ガウェイン
火の粉となって散っていくスルト。その様子を見つめていたアーロットはふとあることを思い出す。
「そう言えば、スルトの体の中にガウェインが取り込まれていた気がするんだが‥‥‥」
戦闘に集中してそのことを忘れていたガラハッドがぎょっとした視線をスルトに送る。完全に火の粉となって散っていったスルトがいた場所に赤く輝く何かだけが残っている。
「ご安心を。拙者はただ、斬るべきものを斬っただけ。それ以外のものには傷一つつけてはいません」
体中やけどだらけの侍。しかし、そんな重症の状態であるとは感じられない程落ち着いた声で彼は自らの仕事を評価する。
「とりあえず、様子を見に行こう」
アーロットが飛翼の魔法を操作して落ちてゆく赤い輝きに近づいていく。既にそのそばにはログレスがより沿っている。
「ガウェイン、起きて。あなたの王が参られましたよ」
地に降り立ったログレスが赤い輝きにそう声をかけるとより一層強く輝いた赤い光は取り囲むアーロットたちを照らした。
「!?」
反射的に手をかざし、光を遮るアーロット。辛うじて見える視界の奥。強い輝きを背に、一人の大男の影が浮き上がる。
「ログレス、長い間すまない、そして彼を連れてきてくれてありがとう」
光が収まるとそこには身長二メートルを超える偉丈夫が立っていた。彼はすぐそばに立っていたログレスを抱きしめると、同性のアーロットが聞いてもほれぼれする美声でログレスに謝罪と感謝を告げる。
「あなたが、私の王ですか?」
抱擁を解き、アーロットに近づいてきたガウェイン。ブロンドの髪と逞しくも美しい顔つき。筋骨隆々とした体。他を圧倒してやまないガウェインがアーロットに問いかける。
「ああ、俺がアーサーの後を継いだ人王だ」
はっきりとガウェインに向かって宣言するアーロット。見極めるようなガウェインの視線がアーロットに向けられる。
「未熟」
誰もが固唾をのんでガウェインとアーロットを見つめるなか、沈黙を破ったガウェインがアーロットをそう評価した。

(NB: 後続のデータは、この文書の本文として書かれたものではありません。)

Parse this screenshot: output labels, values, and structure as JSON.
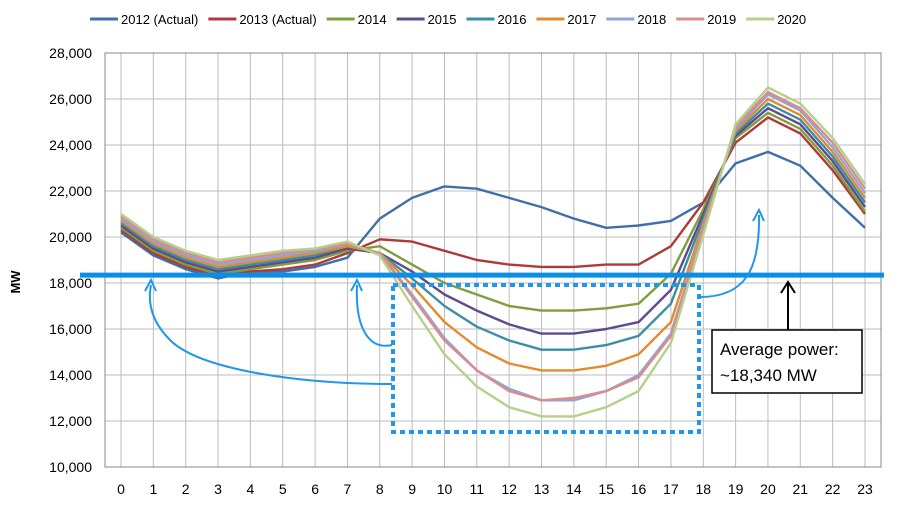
{
  "chart_data": {
    "type": "line",
    "title": "",
    "xlabel": "",
    "ylabel": "MW",
    "x": [
      0,
      1,
      2,
      3,
      4,
      5,
      6,
      7,
      8,
      9,
      10,
      11,
      12,
      13,
      14,
      15,
      16,
      17,
      18,
      19,
      20,
      21,
      22,
      23
    ],
    "x_tick_labels": [
      "0",
      "1",
      "2",
      "3",
      "4",
      "5",
      "6",
      "7",
      "8",
      "9",
      "10",
      "11",
      "12",
      "13",
      "14",
      "15",
      "16",
      "17",
      "18",
      "19",
      "20",
      "21",
      "22",
      "23"
    ],
    "ylim": [
      10000,
      28000
    ],
    "y_ticks": [
      10000,
      12000,
      14000,
      16000,
      18000,
      20000,
      22000,
      24000,
      26000,
      28000
    ],
    "y_tick_labels": [
      "10,000",
      "12,000",
      "14,000",
      "16,000",
      "18,000",
      "20,000",
      "22,000",
      "24,000",
      "26,000",
      "28,000"
    ],
    "grid": true,
    "legend_position": "top",
    "series": [
      {
        "name": "2012 (Actual)",
        "color": "#3f6fa8",
        "values": [
          20200,
          19200,
          18600,
          18200,
          18500,
          18500,
          18700,
          19100,
          20800,
          21700,
          22200,
          22100,
          21700,
          21300,
          20800,
          20400,
          20500,
          20700,
          21500,
          23200,
          23700,
          23100,
          21700,
          20400
        ]
      },
      {
        "name": "2013 (Actual)",
        "color": "#b03a3a",
        "values": [
          20300,
          19300,
          18700,
          18300,
          18500,
          18600,
          18800,
          19300,
          19900,
          19800,
          19400,
          19000,
          18800,
          18700,
          18700,
          18800,
          18800,
          19600,
          21500,
          24100,
          25200,
          24500,
          22900,
          21000
        ]
      },
      {
        "name": "2014",
        "color": "#7f9e3c",
        "values": [
          20400,
          19400,
          18800,
          18400,
          18600,
          18800,
          19000,
          19400,
          19600,
          18800,
          18000,
          17500,
          17000,
          16800,
          16800,
          16900,
          17100,
          18400,
          21200,
          24300,
          25400,
          24700,
          23100,
          21100
        ]
      },
      {
        "name": "2015",
        "color": "#5e4a8c",
        "values": [
          20500,
          19500,
          18900,
          18500,
          18700,
          18900,
          19100,
          19500,
          19300,
          18500,
          17500,
          16800,
          16200,
          15800,
          15800,
          16000,
          16300,
          17700,
          21000,
          24400,
          25600,
          24900,
          23300,
          21300
        ]
      },
      {
        "name": "2016",
        "color": "#3a8fa3",
        "values": [
          20600,
          19600,
          19000,
          18600,
          18800,
          19000,
          19200,
          19600,
          19300,
          18200,
          17000,
          16100,
          15500,
          15100,
          15100,
          15300,
          15700,
          17100,
          20800,
          24500,
          25800,
          25100,
          23500,
          21500
        ]
      },
      {
        "name": "2017",
        "color": "#e58a2e",
        "values": [
          20700,
          19700,
          19100,
          18700,
          18900,
          19100,
          19300,
          19600,
          19300,
          17900,
          16300,
          15200,
          14500,
          14200,
          14200,
          14400,
          14900,
          16300,
          20600,
          24600,
          26000,
          25300,
          23700,
          21700
        ]
      },
      {
        "name": "2018",
        "color": "#8ea6d8",
        "values": [
          20800,
          19800,
          19200,
          18800,
          19000,
          19200,
          19400,
          19700,
          19300,
          17500,
          15600,
          14200,
          13400,
          12900,
          12900,
          13300,
          14000,
          15800,
          20400,
          24700,
          26200,
          25500,
          23900,
          21900
        ]
      },
      {
        "name": "2019",
        "color": "#d98c8c",
        "values": [
          20900,
          19900,
          19300,
          18900,
          19100,
          19300,
          19500,
          19700,
          19300,
          17400,
          15500,
          14200,
          13300,
          12900,
          13000,
          13300,
          13900,
          15700,
          20300,
          24800,
          26300,
          25600,
          24100,
          22100
        ]
      },
      {
        "name": "2020",
        "color": "#b5d08a",
        "values": [
          21000,
          20000,
          19400,
          19000,
          19200,
          19400,
          19500,
          19800,
          19200,
          17000,
          14900,
          13500,
          12600,
          12200,
          12200,
          12600,
          13300,
          15400,
          20100,
          24900,
          26500,
          25800,
          24300,
          22300
        ]
      }
    ],
    "reference_line": {
      "value": 18340,
      "color": "#0a8ee8"
    },
    "annotations": {
      "box_lines": [
        "Average power:",
        "~18,340 MW"
      ],
      "accent_color": "#1f97ea"
    }
  }
}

「力も、器も、遠くあのお方には及ばない。あなたの歩む王道に輝かしい未来を感じられない」
アーロットが言い返せないでいるのを見てガウェインはそっとため息をつく。
「反論があるのなら剣で、とも思ったのですがそれすらないようですね」
反論などあるわけがない。少なくともアーロットは今そう考えている。
力があれば悪魔から逃亡する現在など存在しない。
器があれば民と衝突はしない。
理想の無い王に輝かしい未来などあるわけがない。
いまのアーロットは誰かから与えられた使命、世界の救済を成し遂げようと動く機械。それに挑むにあたって本来アーロット自身が抱いていた動機は失われてしまった。ゆえに、達成感はなく、情熱はなく、誇りもない。ただ焦燥感と義務感のみで動いている。
ガウェインは正確にそれを看破していた。
「‥‥‥」
「それではこれで」
押し黙るアーロットに見切りをつけ背を向けるガウェイン。一瞬だけアーロットに視線をやったログレスがその後についていく。
「待てガウェイン卿!どこに行くつもりですか!?」
慌てて彼を止めたのはガラハッド。
旧知の仲である深紅の鎧を纏う騎士を見てガウェインが動きを止める。
「久しぶりですね、ガラハッド卿」
ガラハッドの方に向きなったガウェイン。その視線はかつての友に向けるにはいささか険しい。
「どこに行くも何も、悪魔狩りですよ。それこそが円卓の騎士の本文でしょう」
なおも問いを重ねようとするガラハッドの言葉をガウェインが遮る。
「それより、あなたこそどういうつもりです。なぜあなたは彼の隣にいるのです」
返答次第では斬りかかるとでも言いたげな雰囲気を纏いガウェインは詰問する。
「ガウェイン卿、あなたは勘違いしている。この方はアーサー様の魂の欠片を引き継いでおられる。つまりアーサー様の生まれ変わりに等しいので──」
言葉は最後まで続かなかった。
この場にいるほとんどの戦士が目で追えない速さで距離を詰めたガウェインはガラハッドの喉元に剣を突きつけていた。
「彼とアーサー王を同列に扱うなどたとえあなたでも許しません」
それはまごうことなき殺気だった。
「私は彼をアーサー王の生まれ変わりだとは認めない。ゆえに二君に仕える不忠を犯すことはない」
アーサー王への絶対の忠誠。だからこそ彼はアーロットを認めない。
彼が求める理想にアーロットは程遠い。
「私は私で仲間を集め、この世界を守ることにします」
剣を鞘に戻し、もう一度背を向けたガウェインは去っていく。今度はガラハッドも彼を止めることはできなかった。